Пятый раз — последний — был в конце мая. Собака пришла, села, посмотрела. Но к могиле не пошла. Подошла ко мне, ткнулась носом не в колено, а в ладонь. Я погладил её — шерсть тёплая, мягкая. Она закрыла глаза и стояла так, пока я гладил. Потом отступила, посмотрела на меня — долго, внимательно, — и ушла. Больше не приходила.

Вера при жизни хотела собаку. Рыжую, дворняжку. Я отговаривал — квартира маленькая, шерсть, хлопоты. Она не настаивала. Говорила: «Ладно, Гена, когда-нибудь заведём». Не завели.

Я не знаю, кто приходил ко мне в апреле и мае 2015 года. Собака — она и есть собака. Бездомная, приблудная, набрела на кладбище и каким-то образом выбрала именно ту могилу. Совпадение. Объяснимо. Рационально.

Но вот что. Каждый раз, когда она утыкалась мне носом в колено, — я чувствовал запах. Слабый, тонкий. Ландыш. Вера душилась ландышевыми духами. Дешёвые, советские, «Ландыш серебристый» в зелёном флаконе. Она покупала их всю жизнь, даже когда появились другие. Говорила: зачем менять, если и так хорошо.

Собака пахла ландышем. Бездомная рыжая дворняга на кладбище пахла ландышевыми духами моей жены.

Объясните мне это. Я не могу.

История шестая. Фотография

Последняя история — короткая. Может, самая короткая из всех. Но я о ней думаю чаще, чем об остальных.

Летом 2022 года, в июле, на кладбище пришёл мальчик. Один, лет десяти. Светлые волосы, веснушки, шорты, футболка с динозавром. Стоял у ворот и ждал.

Я подошёл.

— Ты к кому, парень?

— К дедушке.

— А родители где?

— Мама на работе. Она не знает, что я тут.

Я должен был позвонить маме, отвести мальчика домой, сделать всё по правилам. Но он смотрел на меня так — серьёзно, по-взрослому, — что я спросил:

— Как дедушку зовут?

— Морозов Иван Степанович.

Я знал эту могилу. Морозов, участок 8, ряд 3. Умер в 2020-м, семьдесят два года. Хоронили тихо, народу было мало — ковидный год, ограничения.

Я проводил мальчика. Он шёл впереди, уверенно, как будто бывал здесь раньше. Может, и бывал — с матерью, я не всех запоминаю.
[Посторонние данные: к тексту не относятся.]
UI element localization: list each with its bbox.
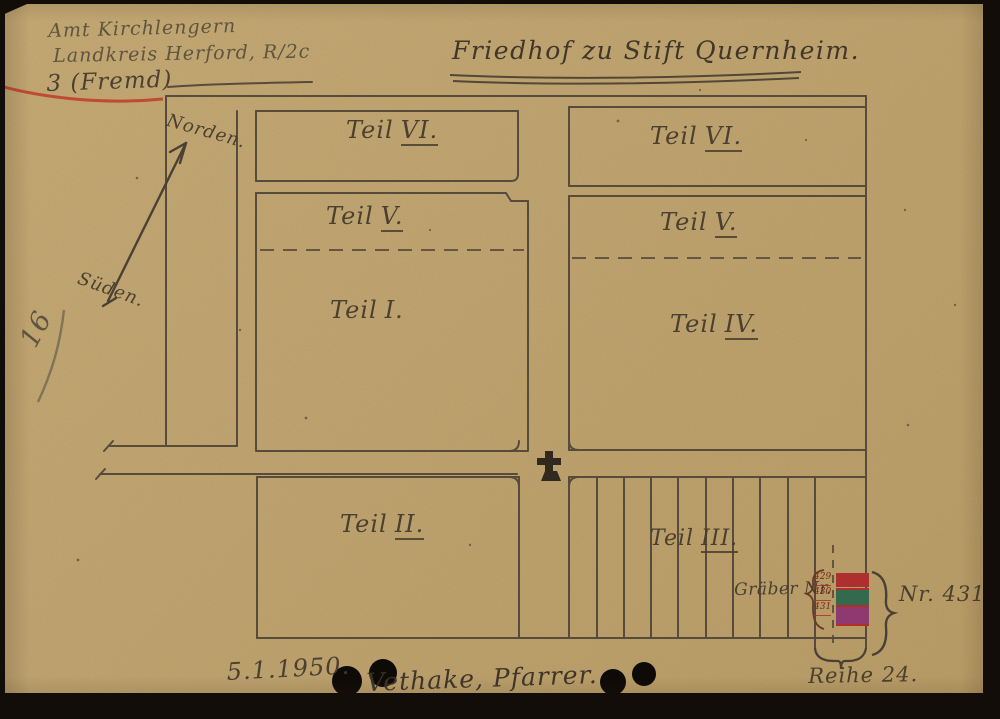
section-label-teil-v-right: TeilV.	[660, 208, 737, 236]
section-numeral: V.	[381, 202, 404, 232]
scan-corner-smudge	[0, 0, 36, 16]
section-label-teil-ii: TeilII.	[340, 510, 424, 538]
section-numeral: II.	[395, 510, 425, 540]
corner-note-line2: Landkreis Herford, R/2c	[53, 41, 311, 67]
section-numeral: V.	[715, 208, 738, 238]
row-label: Reihe 24.	[808, 662, 918, 688]
section-label-teil-iv: TeilIV.	[670, 310, 758, 338]
scan-border-bottom	[0, 693, 1000, 719]
section-word: Teil	[346, 116, 394, 144]
grave-numbers-list: 429 430 431	[814, 571, 831, 616]
grave-color-marks	[836, 573, 869, 625]
section-label-teil-vi-left: TeilVI.	[346, 116, 438, 144]
section-label-teil-v-left: TeilV.	[326, 202, 403, 230]
section-numeral: I.	[385, 296, 404, 324]
page-title: Friedhof zu Stift Quernheim.	[452, 36, 860, 65]
section-label-teil-vi-right: TeilVI.	[650, 122, 742, 150]
scan-border-right	[983, 0, 1000, 719]
corner-note-line3: 3 (Fremd)	[46, 67, 173, 97]
section-label-teil-i: TeilI.	[330, 296, 404, 324]
section-numeral: VI.	[705, 122, 742, 152]
section-numeral: IV.	[725, 310, 758, 340]
section-word: Teil	[330, 296, 378, 324]
grave-number: 430	[814, 586, 831, 601]
section-numeral: VI.	[401, 116, 438, 146]
scan-border-left	[0, 0, 5, 719]
grave-number: 429	[814, 571, 831, 586]
section-word: Teil	[340, 510, 388, 538]
scanned-cemetery-plan-page: Amt Kirchlengern Landkreis Herford, R/2c…	[0, 0, 1000, 719]
grave-callout-number: Nr. 431.	[899, 582, 993, 606]
plan-drawing	[0, 0, 1000, 719]
scan-border-top	[0, 0, 1000, 4]
section-word: Teil	[326, 202, 374, 230]
section-numeral: III.	[701, 526, 738, 553]
section-word: Teil	[650, 526, 694, 551]
grave-number: 431	[814, 601, 831, 616]
section-word: Teil	[650, 122, 698, 150]
section-label-teil-iii: TeilIII.	[650, 526, 738, 551]
section-word: Teil	[660, 208, 708, 236]
section-word: Teil	[670, 310, 718, 338]
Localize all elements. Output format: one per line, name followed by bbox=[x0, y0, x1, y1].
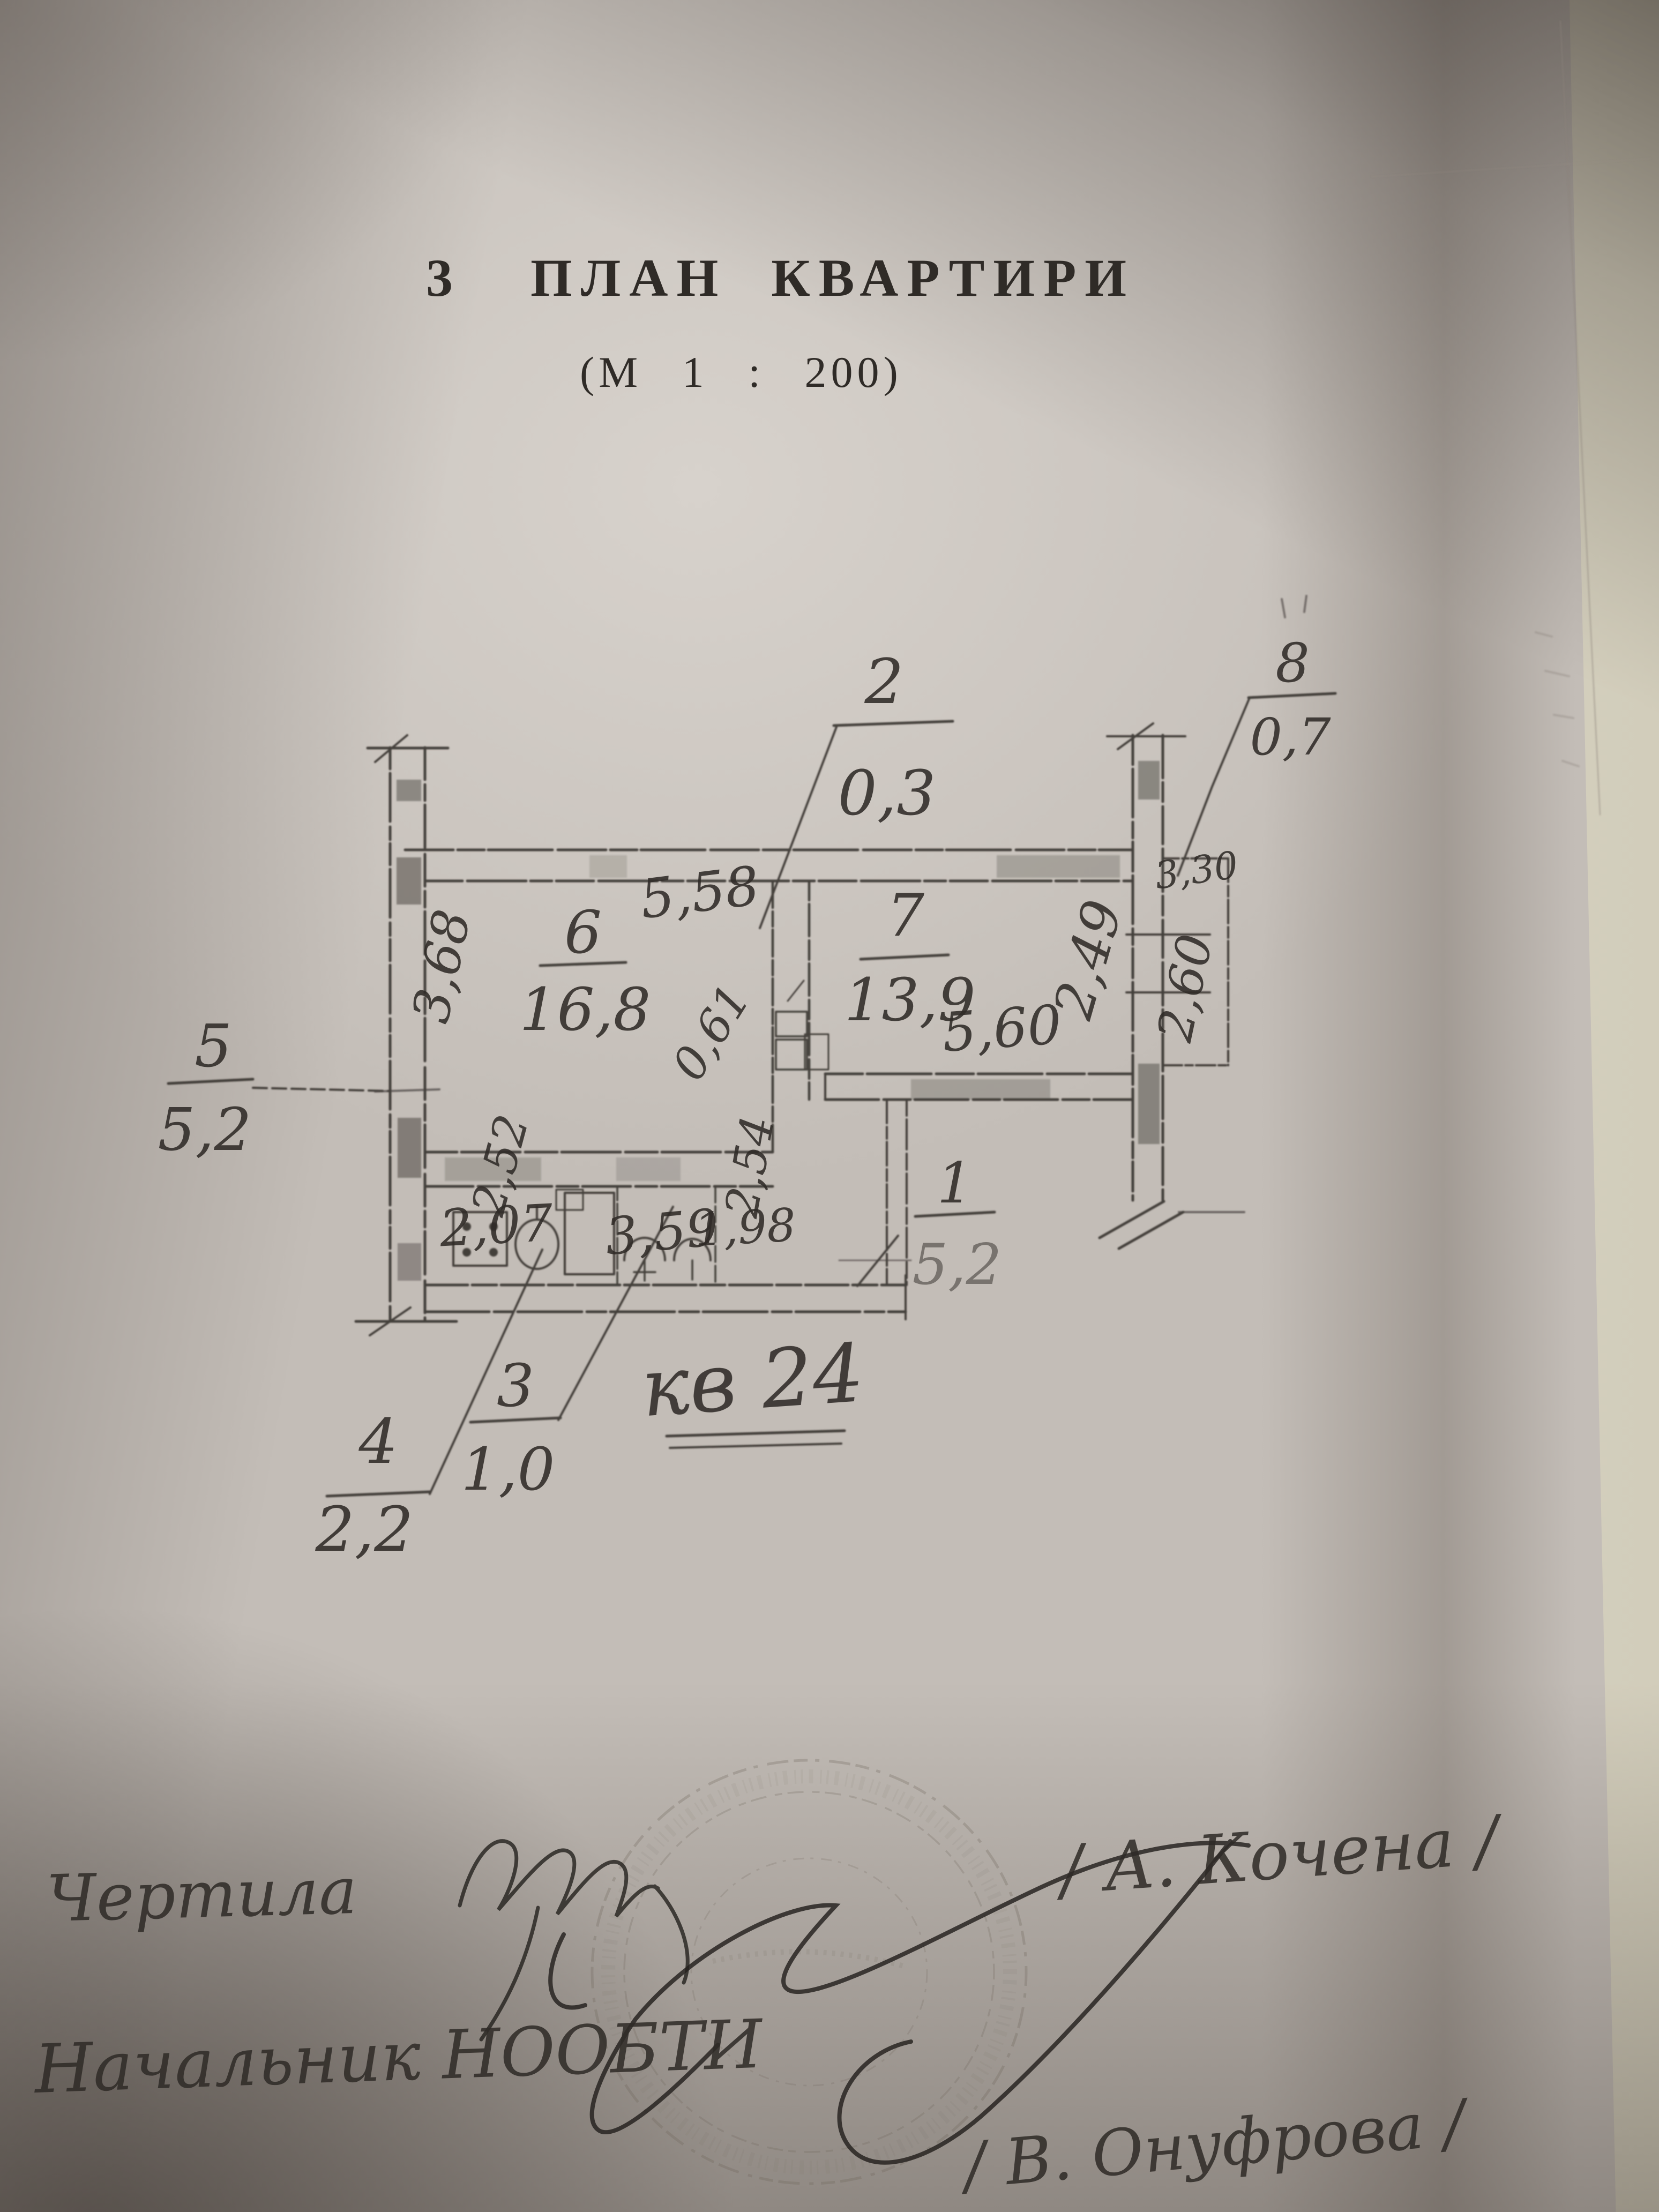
callout-5-number: 5 bbox=[195, 1012, 232, 1080]
drafted-name: / А. Кочена / bbox=[1052, 1801, 1506, 1910]
callout-1-number: 1 bbox=[937, 1150, 973, 1216]
chief-name: / В. Онуфрова / bbox=[956, 2085, 1474, 2203]
callout-8-value: 0,7 bbox=[1250, 708, 1331, 767]
top-exterior-wall bbox=[405, 850, 1132, 881]
paper-crease-marks bbox=[1372, 21, 1650, 814]
dim-balcony-right: 2,60 bbox=[1147, 930, 1224, 1047]
partition-room6-room7 bbox=[773, 881, 828, 1153]
drawing-layer: 3 ПЛАН КВАРТИРИ (М 1 : 200) bbox=[0, 0, 1659, 2212]
footer-block: Чертила / А. Кочена / Начальник НООБТИ /… bbox=[32, 1801, 1506, 2203]
drafted-label: Чертила bbox=[46, 1854, 358, 1937]
callout-2-value: 0,3 bbox=[838, 758, 936, 829]
page-title: ПЛАН КВАРТИРИ bbox=[530, 248, 1135, 308]
dim-bath: 1,98 bbox=[693, 1199, 797, 1257]
dim-room6-top: 5,58 bbox=[637, 854, 763, 931]
room-6-area: 16,8 bbox=[520, 975, 651, 1044]
room-7-number: 7 bbox=[887, 881, 924, 950]
callout-8-number: 8 bbox=[1275, 632, 1310, 694]
dim-vent: 0,61 bbox=[662, 975, 761, 1089]
apartment-number-label: кв 24 bbox=[638, 1327, 867, 1436]
round-stamp bbox=[592, 1760, 1026, 2184]
title-block: 3 ПЛАН КВАРТИРИ (М 1 : 200) bbox=[426, 248, 1135, 397]
callout-3-value: 1,0 bbox=[461, 1435, 555, 1504]
title-scale: (М 1 : 200) bbox=[580, 348, 902, 397]
dim-right-wall: 2,49 bbox=[1042, 893, 1135, 1026]
title-number: 3 bbox=[426, 248, 461, 308]
callout-4-value: 2,2 bbox=[315, 1494, 414, 1566]
scanned-floor-plan-page: 3 ПЛАН КВАРТИРИ (М 1 : 200) bbox=[0, 0, 1659, 2212]
callout-5-value: 5,2 bbox=[158, 1095, 252, 1164]
dim-room6-left: 3,68 bbox=[401, 905, 483, 1028]
corridor-wall bbox=[825, 1074, 1132, 1100]
room-6-number: 6 bbox=[564, 898, 602, 967]
callout-3-number: 3 bbox=[497, 1351, 534, 1420]
callout-1-value: 5,2 bbox=[913, 1232, 1002, 1297]
callout-4-number: 4 bbox=[358, 1406, 398, 1478]
callout-2-number: 2 bbox=[864, 646, 903, 718]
У могилы он остановился, присел на корточки. Достал из кармана шортов фотографию — маленькую, с загнутыми уголками. Положил на край памятника, придавил камешком.

— Это мы с дедушкой на рыбалке, — сказал он. — Он просил принести.

— Просил? — переспросил я.

— Ну да. Приснился и попросил. Сказал: принеси нашу фотку с рыбалки, а то мне тут скучно.

Мальчик постоял ещё минуту, потом повернулся и пошёл к выходу. У ворот обернулся, помахал мне и убежал.

Я вернулся к могиле. Фотография лежала на памятнике: старик и мальчик на берегу реки, оба в панамках, оба улыбаются. Удочки, ведро, солнце. Лето. Счастье.

Фотография лежит там до сих пор. Я накрыл её прозрачной плёнкой, чтобы дождь не размыл. Каждый раз, когда прохожу мимо, — проверяю. На месте. Не выцвела, не размокла. Лежит, придавленная камешком.

Однажды зимой, в январе, я шёл мимо и заметил: камешек сдвинут, фотография повёрнута другой стороной. На обороте, мелким детским почерком, синей ручкой: «Деда, я тебя люблю. Тимоха».

Я перевернул обратно. Положил камешек. Пошёл дальше.

Вот такие истории.

Люди боятся кладбищ. Я понимаю почему — темно, тихо, мёртвые. Но за тридцать один год я понял одну простую вещь: бояться надо живых. Мёртвые — они не враги. Они просто рядом. Тихо, незаметно, по ту сторону камня и земли. Иногда — напоминают о себе. Не для того, чтобы напугать. А для того, чтобы мы помнили: любовь не заканчивается на кладбищенской ограде.